Hot off the press, the tenth anniversary of the declaration of war on Iraq by the United States and the United Kingdom has arrived. George Bush and Tony Blair have received their expected criticisms, as the legacy of the latest Western invasion of the Middle East lives on in the public mind. In Britain, there are those that accuse Blair of war crimes, of neo-imperialism and of lying to the public. It is true that the justification for the invasion of Iraq has been picked apart since 2003, primarily with the discovery that Sadaam Hussein was not in fact in possession of weapons of mass destruction (WMDs). However, in the case of Blair and his government, it could be argued that the British Prime Minister was simply acting as a rational realist when he pledged his support to George Bush a year before the invasion. To support America, a policy that Blair pursued to maintain British influence in the international sphere, was in the country’s best interests. That is not to say that these notes justify any of the bloodshed or destruction that has occurred in the last decade. But for the purposes of academic discussion – for realism, war is logical and inevitable – it is interesting to observe Tony Blair as a rational actor in international politics.
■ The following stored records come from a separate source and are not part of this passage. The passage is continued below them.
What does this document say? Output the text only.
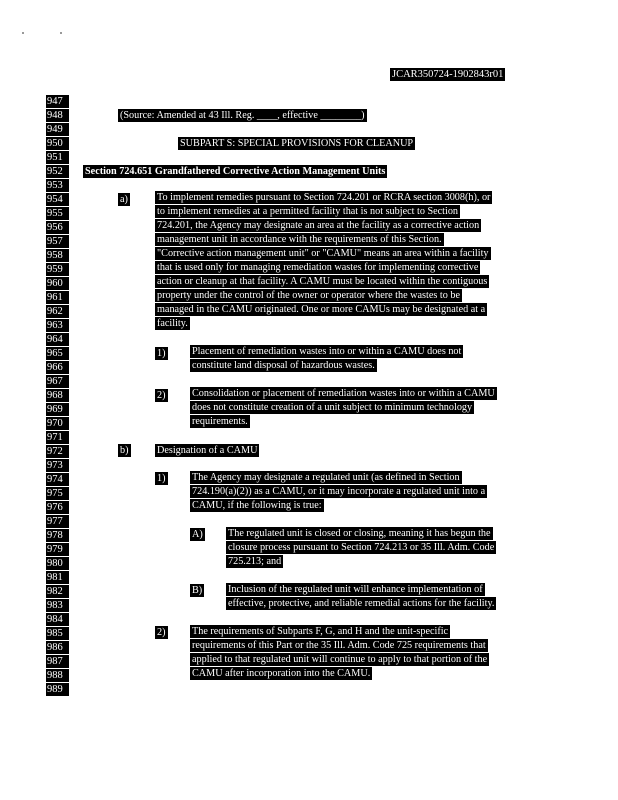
JCAR350724-1902843r01
947
948
949
950
951
952
953
954
955
956
957
958
959
960
961
962
963
964
965
966
967
968
969
970
971
972
973
974
975
976
977
978
979
980
981
982
983
984
985
986
987
988
989
(Source: Amended at 43 Ill. Reg. ____, effective ________)
SUBPART S: SPECIAL PROVISIONS FOR CLEANUP
Section 724.651 Grandfathered Corrective Action Management Units
a)	To implement remedies pursuant to Section 724.201 or RCRA section 3008(h), or
to implement remedies at a permitted facility that is not subject to Section
724.201, the Agency may designate an area at the facility as a corrective action
management unit in accordance with the requirements of this Section.
"Corrective action management unit" or "CAMU" means an area within a facility
that is used only for managing remediation wastes for implementing corrective
action or cleanup at that facility. A CAMU must be located within the contiguous
property under the control of the owner or operator where the wastes to be
managed in the CAMU originated. One or more CAMUs may be designated at a
facility.
1)	Placement of remediation wastes into or within a CAMU does not
constitute land disposal of hazardous wastes.
2)	Consolidation or placement of remediation wastes into or within a CAMU
does not constitute creation of a unit subject to minimum technology
requirements.
b)	Designation of a CAMU
1)	The Agency may designate a regulated unit (as defined in Section
724.190(a)(2)) as a CAMU, or it may incorporate a regulated unit into a
CAMU, if the following is true:
A) The regulated unit is closed or closing, meaning it has begun the
closure process pursuant to Section 724.213 or 35 Ill. Adm. Code
725.213; and
B)	Inclusion of the regulated unit will enhance implementation of
effective, protective, and reliable remedial actions for the facility.
2)	The requirements of Subparts F, G, and H and the unit-specific
requirements of this Part or the 35 Ill. Adm. Code 725 requirements that
applied to that regulated unit will continue to apply to that portion of the
CAMU after incorporation into the CAMU.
The core of realism is the consideration of the immediate and the self, and only these two concepts. This is developed on the back of political thought that views all humans as rational and self-interested. Indeed, this creates quite an ignorant theory, dismissing a considerable amount of potentially important information and activity, but in some cases, and to some individuals, this philosophy is valid and acceptable. Yes, in the scheme of things, Britain has lost soldiers to the war in Iraq; about £4.5bn from a ‘special reserve’; international prestige etc. America has also paid the price for going to war. What’s more is that these were predictable losses. But for the realist Blair, it is not that he ignored the potential consequences of actually going to war, but he considered Britain’s position vis-à-vis its allies in the international sphere and acted based upon those discernments instead.
Hence, this is reason that Blair pledged British support for the primarily American invasion of Iraq in 2003. He considered the Anglo-American alliance of more importance to British security than any loss that would be incurred from invading Iraq. In reality, this says more about American hegemony than British, or Blairite, realism. For America to continue to hold enough power in the international arena to manipulate British support for an illegal war – on the basis that neither the US nor the UK received a UN sanction – says something. There will no doubt be further discussion of American influence over institutions such as the UN and the Security Council, and indeed why America and its ‘butler’ Britain have been able to effectively ‘get away’ with unjustified and unsanctioned military action.
To conclude, as much as Blair should take the blame for the British involvement in the Iraq War, his viewpoint should be considered from a realist perspective. Britain, in his eyes, stood to gain more from maintaining the Anglo-American alliance than dismissing it. The nature of this ‘special relationship’ is the true matter for suspicion here. Not Tony Blair and his ‘rational realism’.